The 51st State and the 4th of July

Many people ask me about the culture in Prishtina. While I cannot speak for the greater Kosovo area, I can give you a glimpse into life here:

On any given weekday, you can walk down the main boulevard to see plastic seals, gummy balls, and corn being sold to young mothers in flashy clothing holding finicky two year olds. Young tween girls flock arm in arm in excessive amounts of what looks like Limited Too pink gear. Boys in embroidered jeans and high maintenance hair styles stare at me. Women who look like Ke$ha trip in high heels. Many people sip tasty macchiatos in outdoor cafes, while young professionals from around the world carry backpacks and speak loudly in English. Kosovo is a poor country, judging by the high numbers of brand new Mercedes Benz SUVs, BMWs, and even VWs. Store fronts boast "AMERICAN CLOTHES" and "VICTORY FASHIONS" with flashy made up women as models. Streets are cracking and old buildings in the center of the city still stand. Inserted in the cracks are pieces of American capitalism gone a little haywire.

Despite being a generally poor country, everyone is decked out in many accessories that begs a sort of western acceptance. As one Albanian joked with me, "We albanians are minorities here. Everyone is either a foreigner or wants to be one."

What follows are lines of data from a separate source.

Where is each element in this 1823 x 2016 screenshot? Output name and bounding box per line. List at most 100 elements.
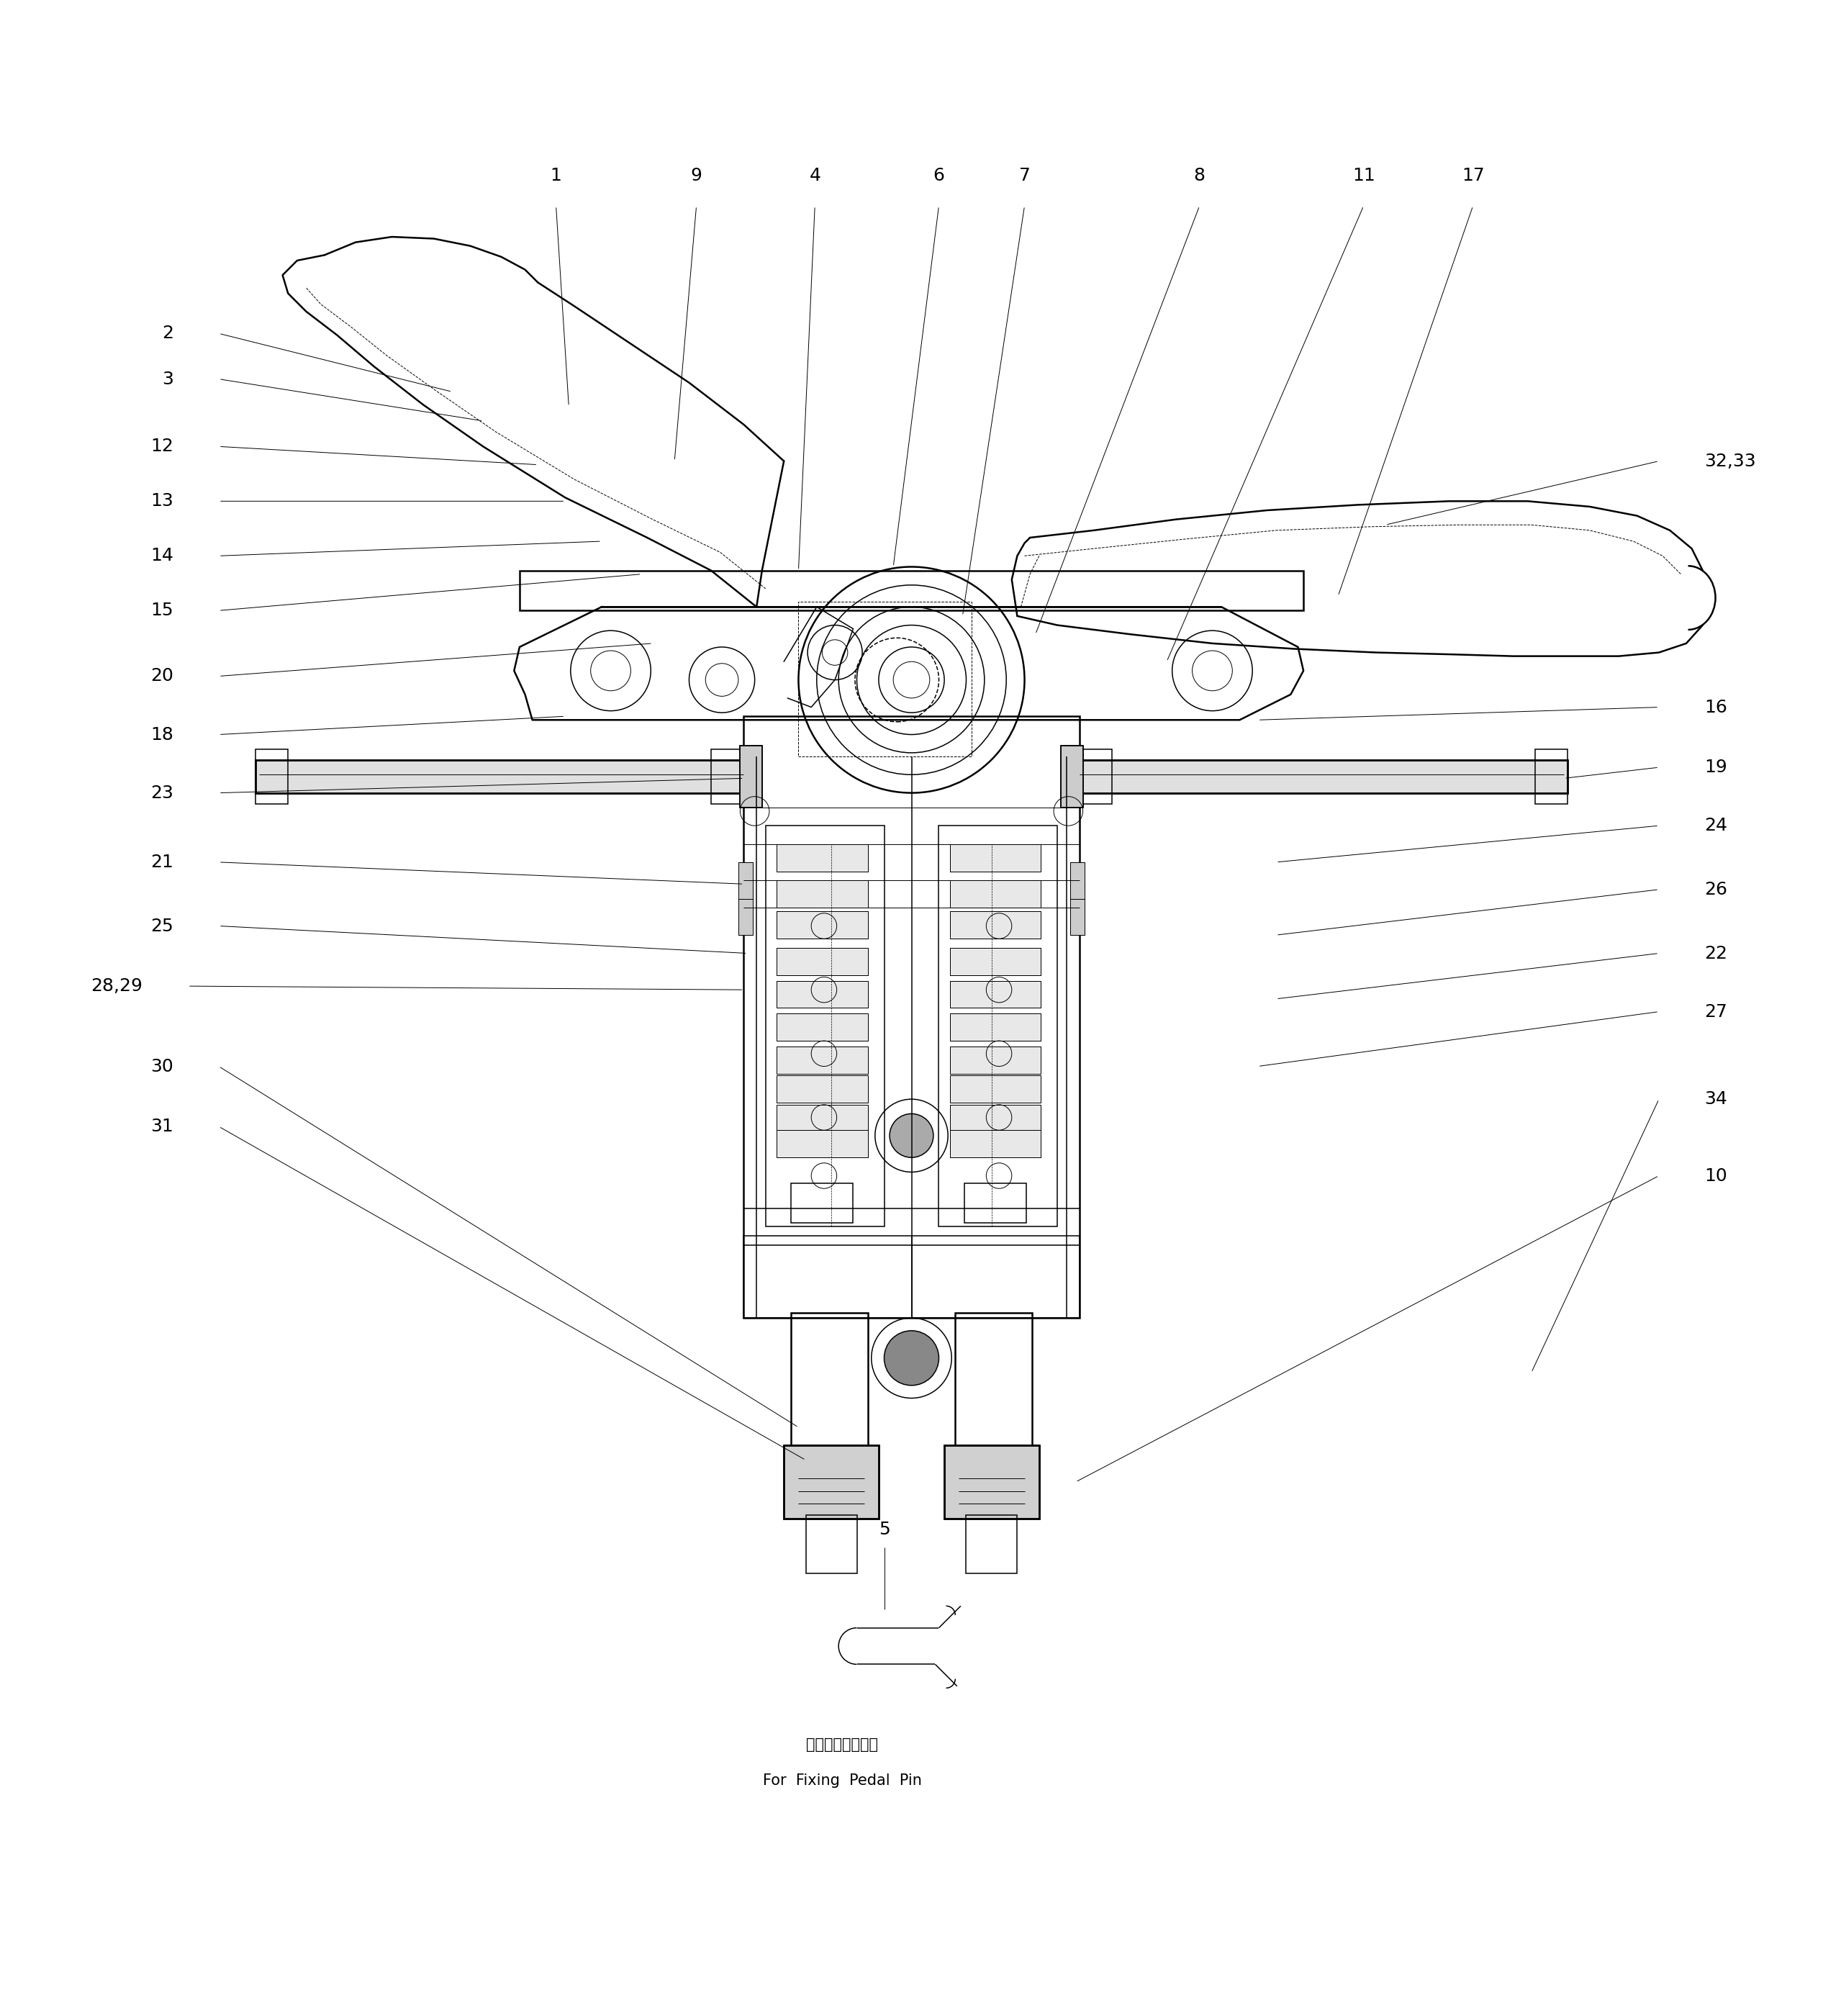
Bar — [950, 881, 1041, 907]
Bar — [738, 863, 753, 899]
Bar — [1076, 760, 1568, 792]
Bar — [777, 1105, 868, 1131]
Circle shape — [884, 1331, 939, 1385]
Bar — [1070, 863, 1085, 899]
Bar — [950, 980, 1041, 1008]
Text: 23: 23 — [149, 784, 173, 802]
Bar — [255, 760, 747, 792]
Bar — [744, 716, 1079, 1318]
Text: 5: 5 — [879, 1520, 890, 1538]
Text: 8: 8 — [1194, 167, 1205, 183]
Text: 26: 26 — [1705, 881, 1728, 899]
Bar — [777, 1046, 868, 1075]
Text: 22: 22 — [1705, 946, 1728, 962]
Text: ペダルピン固定用: ペダルピン固定用 — [806, 1738, 879, 1752]
Bar — [777, 1105, 868, 1131]
Bar — [777, 980, 868, 1008]
Bar — [777, 911, 868, 939]
Bar — [777, 948, 868, 976]
Bar — [1076, 750, 1112, 804]
Text: 9: 9 — [691, 167, 702, 183]
Bar — [950, 1105, 1041, 1131]
Bar — [777, 845, 868, 871]
Text: 16: 16 — [1705, 700, 1728, 716]
Text: 25: 25 — [149, 917, 173, 935]
Bar — [950, 1131, 1041, 1157]
Text: 13: 13 — [149, 492, 173, 510]
Bar — [806, 1514, 857, 1572]
Bar — [777, 911, 868, 939]
Bar — [944, 1445, 1039, 1518]
Text: 11: 11 — [1353, 167, 1375, 183]
Bar — [738, 899, 753, 935]
Bar — [255, 760, 747, 792]
Text: 12: 12 — [149, 437, 173, 456]
Bar — [255, 750, 288, 804]
Bar — [744, 1236, 1079, 1318]
Bar — [777, 1131, 868, 1157]
Text: 19: 19 — [1705, 758, 1728, 776]
Bar — [950, 1014, 1041, 1040]
Bar — [950, 1131, 1041, 1157]
Bar — [777, 948, 868, 976]
Bar — [1535, 750, 1568, 804]
Text: 18: 18 — [149, 726, 173, 744]
Text: 17: 17 — [1462, 167, 1484, 183]
Bar — [1061, 746, 1083, 808]
Text: 28,29: 28,29 — [91, 978, 142, 994]
Text: 27: 27 — [1705, 1004, 1728, 1020]
Bar — [711, 750, 747, 804]
Bar — [784, 1445, 879, 1518]
Text: 21: 21 — [149, 853, 173, 871]
Bar — [766, 827, 884, 1228]
Text: 14: 14 — [149, 546, 173, 564]
Bar — [950, 1014, 1041, 1040]
Text: 32,33: 32,33 — [1705, 452, 1756, 470]
Bar — [950, 1075, 1041, 1103]
Bar — [777, 845, 868, 871]
Bar — [950, 948, 1041, 976]
Text: 34: 34 — [1705, 1091, 1728, 1109]
Bar — [950, 1075, 1041, 1103]
Bar — [738, 863, 753, 899]
Text: 1: 1 — [551, 167, 561, 183]
Bar — [950, 845, 1041, 871]
Bar — [944, 1445, 1039, 1518]
Text: 3: 3 — [162, 371, 173, 387]
Bar — [777, 881, 868, 907]
Bar — [777, 1131, 868, 1157]
Bar — [1070, 899, 1085, 935]
Bar — [1070, 863, 1085, 899]
Text: 2: 2 — [162, 325, 173, 343]
Bar — [791, 1183, 853, 1224]
Bar — [798, 601, 972, 756]
Bar — [966, 1514, 1017, 1572]
Text: 20: 20 — [149, 667, 173, 685]
Bar — [777, 980, 868, 1008]
Bar — [955, 1312, 1032, 1456]
Bar — [939, 827, 1057, 1228]
Circle shape — [890, 1113, 933, 1157]
Bar — [950, 980, 1041, 1008]
Text: 6: 6 — [933, 167, 944, 183]
Text: 15: 15 — [151, 603, 173, 619]
Bar — [950, 881, 1041, 907]
Bar — [950, 911, 1041, 939]
Text: 4: 4 — [809, 167, 820, 183]
Text: 24: 24 — [1705, 816, 1728, 835]
Bar — [950, 911, 1041, 939]
Bar — [740, 746, 762, 808]
Text: 7: 7 — [1019, 167, 1030, 183]
Bar — [950, 1046, 1041, 1075]
Bar — [964, 1183, 1026, 1224]
Bar — [950, 1105, 1041, 1131]
Bar — [1070, 899, 1085, 935]
Text: 31: 31 — [149, 1117, 173, 1135]
Bar — [520, 571, 1303, 611]
Bar — [950, 1046, 1041, 1075]
Bar — [738, 899, 753, 935]
Bar — [777, 1075, 868, 1103]
Text: 10: 10 — [1705, 1167, 1728, 1183]
Bar — [798, 1445, 860, 1474]
Bar — [740, 746, 762, 808]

This is accurate. On the 4th of July, I celebrated with hundreds of other Kosovars, listening to local artists on a main stage that had an American flag waving proudly, with the words "Hello America" on a poster with the statue of liberty behind the stage. Everyone stood back as camera crews took up the closest spots to the stage (a good 15ft by 15 foot square). The broadcast was certainly for someone else. I had "Enchiladas ala bil clinton" at the "Route 66" cafe. There were fireworks and celebrations. Even the Canadians, Dutch, and Swedish Ex-pats were celebrating.

On a banner nearby, there flew the Albanian flag, the American flag, the Kosovar flag, the British flag, and the Italian flag. Another building was waving the Swedish flag. Viennese chocolates are sold in grocery stores and Turkish Borek and Doner is everywhere. Don't forget the mosques and the ladies in hijab. Like any good European country, Kosovo too is trying to ban the veil--though protests fueled with 1000s of Muslim veiled women, men in beards, and foreign money take to the streets.

Where is Kosovo? Where is the "culture"? Call it what you will, but in many ways, it is a bit of a mini capitalist Epcot center, where the culture is an amalgamation of cultures, dollars, and music tastes.